- Born: 1932 (age 93–94) or 1931 (age 94–95)
- Education: American University, BS (1962)
- Spouse: Arlene Smith
- Relatives: Charles Smith (father-in-law) Robert Smith (brother-in-law)

= Robert P. Kogod =

American business executive and philanthropist

Robert P. Kogod (born 1931 or 1932) is a business executive and philanthropist. Along with his brother-in-law, Robert H. Smith, Kogod led the Charles E. Smith Companies, the real estate company that developed much of the Crystal City neighborhood, just south of Washington, D.C.

==Early life and education==
Kogod's family fled Poland in 1905 due to persecution and antisemitism. Kogod grew up in Washington, DC, attended Roosevelt High School, and graduated from American University in 1962.

==Career==
In 1956, Kogod, who was already a real estate developer, married Arlene Smith, the daughter of real estate tycoon Charles E. Smith; he joined the Charles E. Smith Companies in 1959.

Kogod and his brother-in-law, Robert H. Smith, took charge of the company in 1967. Robert Smith oversaw construction and development, and Kogod led leasing and management.

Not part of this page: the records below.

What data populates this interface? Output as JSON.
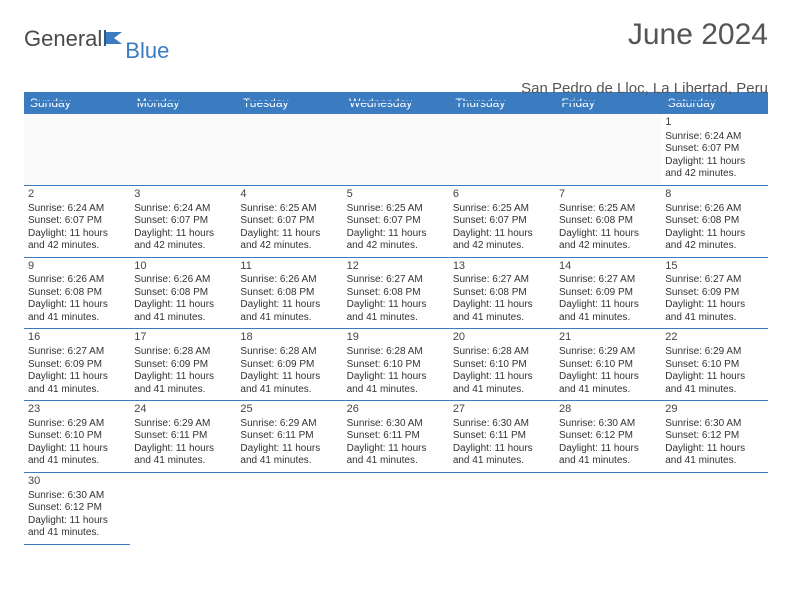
{
  "brand": {
    "part1": "General",
    "part2": "Blue"
  },
  "title": "June 2024",
  "location": "San Pedro de Lloc, La Libertad, Peru",
  "colors": {
    "header_bg": "#3b7bbf",
    "header_text": "#ffffff",
    "text": "#333333",
    "title_text": "#555555",
    "border": "#3b7bbf",
    "background": "#ffffff"
  },
  "weekdays": [
    "Sunday",
    "Monday",
    "Tuesday",
    "Wednesday",
    "Thursday",
    "Friday",
    "Saturday"
  ],
  "days": {
    "1": {
      "sunrise": "6:24 AM",
      "sunset": "6:07 PM",
      "daylight": "11 hours and 42 minutes."
    },
    "2": {
      "sunrise": "6:24 AM",
      "sunset": "6:07 PM",
      "daylight": "11 hours and 42 minutes."
    },
    "3": {
      "sunrise": "6:24 AM",
      "sunset": "6:07 PM",
      "daylight": "11 hours and 42 minutes."
    },
    "4": {
      "sunrise": "6:25 AM",
      "sunset": "6:07 PM",
      "daylight": "11 hours and 42 minutes."
    },
    "5": {
      "sunrise": "6:25 AM",
      "sunset": "6:07 PM",
      "daylight": "11 hours and 42 minutes."
    },
    "6": {
      "sunrise": "6:25 AM",
      "sunset": "6:07 PM",
      "daylight": "11 hours and 42 minutes."
    },
    "7": {
      "sunrise": "6:25 AM",
      "sunset": "6:08 PM",
      "daylight": "11 hours and 42 minutes."
    },
    "8": {
      "sunrise": "6:26 AM",
      "sunset": "6:08 PM",
      "daylight": "11 hours and 42 minutes."
    },
    "9": {
      "sunrise": "6:26 AM",
      "sunset": "6:08 PM",
      "daylight": "11 hours and 41 minutes."
    },
    "10": {
      "sunrise": "6:26 AM",
      "sunset": "6:08 PM",
      "daylight": "11 hours and 41 minutes."
    },
    "11": {
      "sunrise": "6:26 AM",
      "sunset": "6:08 PM",
      "daylight": "11 hours and 41 minutes."
    },
    "12": {
      "sunrise": "6:27 AM",
      "sunset": "6:08 PM",
      "daylight": "11 hours and 41 minutes."
    },
    "13": {
      "sunrise": "6:27 AM",
      "sunset": "6:08 PM",
      "daylight": "11 hours and 41 minutes."
    },
    "14": {
      "sunrise": "6:27 AM",
      "sunset": "6:09 PM",
      "daylight": "11 hours and 41 minutes."
    },
    "15": {
      "sunrise": "6:27 AM",
      "sunset": "6:09 PM",
      "daylight": "11 hours and 41 minutes."
    },
    "16": {
      "sunrise": "6:27 AM",
      "sunset": "6:09 PM",
      "daylight": "11 hours and 41 minutes."
    },
    "17": {
      "sunrise": "6:28 AM",
      "sunset": "6:09 PM",
      "daylight": "11 hours and 41 minutes."
    },
    "18": {
      "sunrise": "6:28 AM",
      "sunset": "6:09 PM",
      "daylight": "11 hours and 41 minutes."
    },
    "19": {
      "sunrise": "6:28 AM",
      "sunset": "6:10 PM",
      "daylight": "11 hours and 41 minutes."
    },
    "20": {
      "sunrise": "6:28 AM",
      "sunset": "6:10 PM",
      "daylight": "11 hours and 41 minutes."
    },
    "21": {
      "sunrise": "6:29 AM",
      "sunset": "6:10 PM",
      "daylight": "11 hours and 41 minutes."
    },
    "22": {
      "sunrise": "6:29 AM",
      "sunset": "6:10 PM",
      "daylight": "11 hours and 41 minutes."
    },
    "23": {
      "sunrise": "6:29 AM",
      "sunset": "6:10 PM",
      "daylight": "11 hours and 41 minutes."
    },
    "24": {
      "sunrise": "6:29 AM",
      "sunset": "6:11 PM",
      "daylight": "11 hours and 41 minutes."
    },
    "25": {
      "sunrise": "6:29 AM",
      "sunset": "6:11 PM",
      "daylight": "11 hours and 41 minutes."
    },
    "26": {
      "sunrise": "6:30 AM",
      "sunset": "6:11 PM",
      "daylight": "11 hours and 41 minutes."
    },
    "27": {
      "sunrise": "6:30 AM",
      "sunset": "6:11 PM",
      "daylight": "11 hours and 41 minutes."
    },
    "28": {
      "sunrise": "6:30 AM",
      "sunset": "6:12 PM",
      "daylight": "11 hours and 41 minutes."
    },
    "29": {
      "sunrise": "6:30 AM",
      "sunset": "6:12 PM",
      "daylight": "11 hours and 41 minutes."
    },
    "30": {
      "sunrise": "6:30 AM",
      "sunset": "6:12 PM",
      "daylight": "11 hours and 41 minutes."
    }
  },
  "layout": {
    "first_weekday_index": 6,
    "num_days": 30,
    "labels": {
      "sunrise": "Sunrise: ",
      "sunset": "Sunset: ",
      "daylight": "Daylight: "
    }
  }
}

In 1995, Forbes estimated the Smith family fortune to be worth $560 million.

In 2001, the residential division of the company was merged into Archstone. The commercial division of the company was merged into Vornado Realty Trust, which merged the division into JBG Smith in 2017.

===Trustee positions===
Kogod is a member of the Board of Regents of the Smithsonian Institution; and the Board of Directors of the District of Columbia College Access Program, the Jewish Federation of Greater Washington, Hillel International and the Island Foundation on Mount Desert Island, Maine.

==Philanthropy==
Kogod has given to education, the arts, and Jewish causes. His philanthropic contributions have helped fund the following:

- In 1979, American University renamed its business school as the Kogod School of Business after a significant donation by Kogod.
- In 1980, Kogod was involved in the development of the Embassy of Israel in Washington, D.C.
- In 2004, Kogod made a $25 million gift to the Smithsonian Institution to renovate the historic Patent Office Building.
- In 2007, Kogod's gift to the Smithsonian Institution also funded a glass canopy, designed by Sir Norman Foster, over the 28,000 square foot Kogod Courtyard that joins the Smithsonian American Art Museum and the National Portrait Gallery.
- Kogod Cradle, a 200-seat flexible space for plays at Arena Stage.
- Kogod Lobby and Kogod House at Studio Theatre, opened in 2004.
- Arlene and Robert Kogod Center for the Arts, a classroom building with a 465-seat theater, opened in 1982, at Sidwell Friends School.
- Robert & Arlene Kogod Theater, a 200-seat flexible space, opened in 2001 at the Clarice Smith Performing Arts Center at the University of Maryland.
- The Arlene and Robert Kogod Lobby at the Atlas Performing Arts Center.
- The ARK Theatre, a 110-seat flexible space, opened in 2006 at the Signature Theatre.
- Arlene and Robert Kogod Lobby at the Shakespeare Theatre Company
- Kogod made a $2 million contribution to the Woolly Mammoth Theatre Company.
- Robert and Arlene Kogod Program on Aging at the Mayo Clinic.
- Kogod Research Center for Contemporary Jewish Thought at the Shalom Hartman Institute.
- Robert and Arlene Kogod Library of Judaic Studies

==Political involvement==
Kogod has contributed to the campaigns of many politicians, almost all members of the Democratic Party, including Chris Van Hollen and Charles Schumer.